On March 7, UA announced it could use CatCard data to predict a student’s probability of returning for their second year of college.
“By getting their digital traces, you can explore their patterns of movement, behavior and interactions,” said professor Sudha Ram, director of UA’s INSITE: Center for Business Intelligence and Analytics, in the announcement. “That tells you a great deal about them.”
All UA students must get a CatCard when starting their college careers. For three years, Ram used data for the study from CatCards used by freshmen.
“It’s kind of like a sensor that’s embedded in them, which can be used for tracking them,” Ram said in the announcement. “It’s really not designed to track their social interactions, but you can.”
Mariette Marsh, director of UA’s Human Subjects Protection Program, explained the university needed no approval from the Institutional Review Board to collect student data.
Ram submitted the portion of data she used for review to the IRB. The data was deemed unidentifiable.
“She had no direct identifiers,” Marsh said. “It is still not a person, it may be research, but it is not a person according to the federal law.”
The IRB was created after the 1979 release of The Belmont Report , which lists ethical principles and guidelines for research involving human subjects. The need arose from the realization that the government studied, and knowingly left untreated, black citizens with syphilis in Tuskegee, Alabama.
The privacy and ethics of the use of datasets has been debated for years by Jacob Metcalf, a researcher with Data and Society Research Institute.

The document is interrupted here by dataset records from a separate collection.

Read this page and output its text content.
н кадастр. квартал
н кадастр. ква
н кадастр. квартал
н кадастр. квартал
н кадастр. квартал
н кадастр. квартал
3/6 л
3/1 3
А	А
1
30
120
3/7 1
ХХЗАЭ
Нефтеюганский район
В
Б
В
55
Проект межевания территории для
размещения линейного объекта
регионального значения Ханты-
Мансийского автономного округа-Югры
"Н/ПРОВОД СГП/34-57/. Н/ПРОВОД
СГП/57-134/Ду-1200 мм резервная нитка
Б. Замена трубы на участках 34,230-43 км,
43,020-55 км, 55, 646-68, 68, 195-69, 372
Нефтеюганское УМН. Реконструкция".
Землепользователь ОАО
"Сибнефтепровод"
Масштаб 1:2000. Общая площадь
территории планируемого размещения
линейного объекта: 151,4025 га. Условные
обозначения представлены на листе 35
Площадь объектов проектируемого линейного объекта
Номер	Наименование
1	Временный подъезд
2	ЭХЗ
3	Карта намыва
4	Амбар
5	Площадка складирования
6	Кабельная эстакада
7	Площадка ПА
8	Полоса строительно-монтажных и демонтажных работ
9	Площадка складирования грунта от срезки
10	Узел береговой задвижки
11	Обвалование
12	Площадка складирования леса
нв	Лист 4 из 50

The UA study caught his attention.
“Unless the study is explained to them (students) up front,” he said, “I think it is very ethically problematic.”

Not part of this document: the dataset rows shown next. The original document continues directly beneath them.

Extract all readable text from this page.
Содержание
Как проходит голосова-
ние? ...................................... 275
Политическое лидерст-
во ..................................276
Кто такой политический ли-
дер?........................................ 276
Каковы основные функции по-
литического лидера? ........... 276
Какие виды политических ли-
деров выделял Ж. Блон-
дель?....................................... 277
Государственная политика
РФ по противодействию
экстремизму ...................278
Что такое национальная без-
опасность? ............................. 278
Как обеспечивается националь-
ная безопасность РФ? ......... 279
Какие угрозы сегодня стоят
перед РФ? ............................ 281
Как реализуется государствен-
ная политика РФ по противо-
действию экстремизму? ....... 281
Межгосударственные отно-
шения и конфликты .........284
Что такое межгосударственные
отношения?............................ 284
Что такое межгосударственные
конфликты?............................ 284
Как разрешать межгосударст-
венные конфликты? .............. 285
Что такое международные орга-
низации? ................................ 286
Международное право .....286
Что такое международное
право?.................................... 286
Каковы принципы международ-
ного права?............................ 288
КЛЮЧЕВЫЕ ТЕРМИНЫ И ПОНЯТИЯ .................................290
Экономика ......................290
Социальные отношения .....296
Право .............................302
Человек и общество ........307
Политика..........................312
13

Metcalf’s concerns centered about student privacy, lack of knowledge about the research and the ability to withdraw from the study.
“There should be a special burden for researchers that are using sensitive data, which people have no choice but to hand over,” he said. “Just because it is being used for a good cause – freshman retention is a real problem – that doesn’t mean the students’ rights to choose to participate in the research study should be dismissed.”

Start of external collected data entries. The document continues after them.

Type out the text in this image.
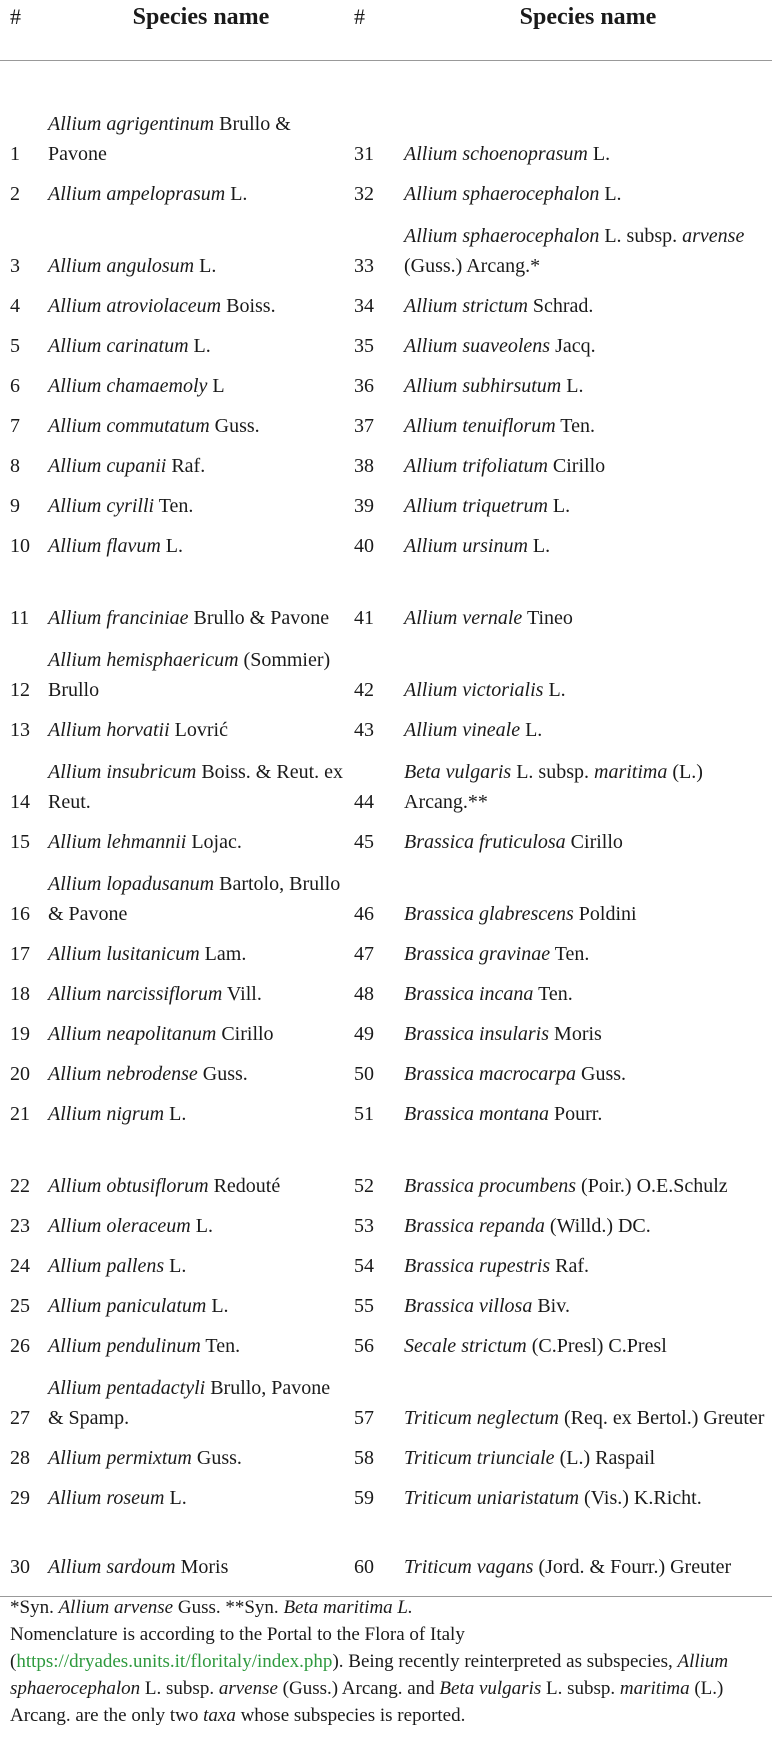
#	Species name	#	Species name

1	Allium agrigentinum Brullo & Pavone	31	Allium schoenoprasum L.
2	Allium ampeloprasum L.	32	Allium sphaerocephalon L.
3	Allium angulosum L.	33	Allium sphaerocephalon L. subsp. arvense (Guss.) Arcang.*
4	Allium atroviolaceum Boiss.	34	Allium strictum Schrad.
5	Allium carinatum L.	35	Allium suaveolens Jacq.
6	Allium chamaemoly L	36	Allium subhirsutum L.
7	Allium commutatum Guss.	37	Allium tenuiflorum Ten.
8	Allium cupanii Raf.	38	Allium trifoliatum Cirillo
9	Allium cyrilli Ten.	39	Allium triquetrum L.
10	Allium flavum L.	40	Allium ursinum L.
11	Allium franciniae Brullo & Pavone	41	Allium vernale Tineo
12	Allium hemisphaericum (Sommier) Brullo	42	Allium victorialis L.
13	Allium horvatii Lovrić	43	Allium vineale L.
14	Allium insubricum Boiss. & Reut. ex Reut.	44	Beta vulgaris L. subsp. maritima (L.) Arcang.**
15	Allium lehmannii Lojac.	45	Brassica fruticulosa Cirillo
16	Allium lopadusanum Bartolo, Brullo & Pavone	46	Brassica glabrescens Poldini
17	Allium lusitanicum Lam.	47	Brassica gravinae Ten.
18	Allium narcissiflorum Vill.	48	Brassica incana Ten.
19	Allium neapolitanum Cirillo	49	Brassica insularis Moris
20	Allium nebrodense Guss.	50	Brassica macrocarpa Guss.
21	Allium nigrum L.	51	Brassica montana Pourr.
22	Allium obtusiflorum Redouté	52	Brassica procumbens (Poir.) O.E.Schulz
23	Allium oleraceum L.	53	Brassica repanda (Willd.) DC.
24	Allium pallens L.	54	Brassica rupestris Raf.
25	Allium paniculatum L.	55	Brassica villosa Biv.
26	Allium pendulinum Ten.	56	Secale strictum (C.Presl) C.Presl
27	Allium pentadactyli Brullo, Pavone & Spamp.	57	Triticum neglectum (Req. ex Bertol.) Greuter
28	Allium permixtum Guss.	58	Triticum triunciale (L.) Raspail
29	Allium roseum L.	59	Triticum uniaristatum (Vis.) K.Richt.
30	Allium sardoum Moris	60	Triticum vagans (Jord. & Fourr.) Greuter

*Syn. Allium arvense Guss. **Syn. Beta maritima L.

Nomenclature is according to the Portal to the Flora of Italy (https://dryades.units.it/floritaly/index.php). Being recently reinterpreted as subspecies, Allium sphaerocephalon L. subsp. arvense (Guss.) Arcang. and Beta vulgaris L. subsp. maritima (L.) Arcang. are the only two taxa whose subspecies is reported.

Marsh said the IRB determination was based on government guidelines for identification, and none of those identifiers were used in the data.
“In computer science they theorize and argue that there is no way to truly anonymize a dataset,” Marsh said. “You have to have large computational abilities, at this time, to pinpoint someone.”
Metcalf said those guidelines needed to address more than the common person’s ability to use a dataset to identify someone.
“There has to be significant safeguards to protect students’ right to anonymity and privacy,” Metcalf said. “If the idea is just to produce anonymized, aggregated scores, like to study a pattern in population, then the privacy burden is a lot less.”
Metcalf also expressed concern of how the data produced would be used.
“If there is a way for any student to be seen individually through some portal, like if the end goal is to assign a retention risk score to a student, then this becomes a much more problematic study and the IRB should be thinking about it differently,” Metcalf said. “It is also highly problematic if this data is de-anonymized, in any fashion, so that personal interventions can be made.”
Both the UA INSITE Center and University Information Technology Services were contacted, but no one from those departments would comment on whether students’ data would be used to intervene or identify risk potential of students.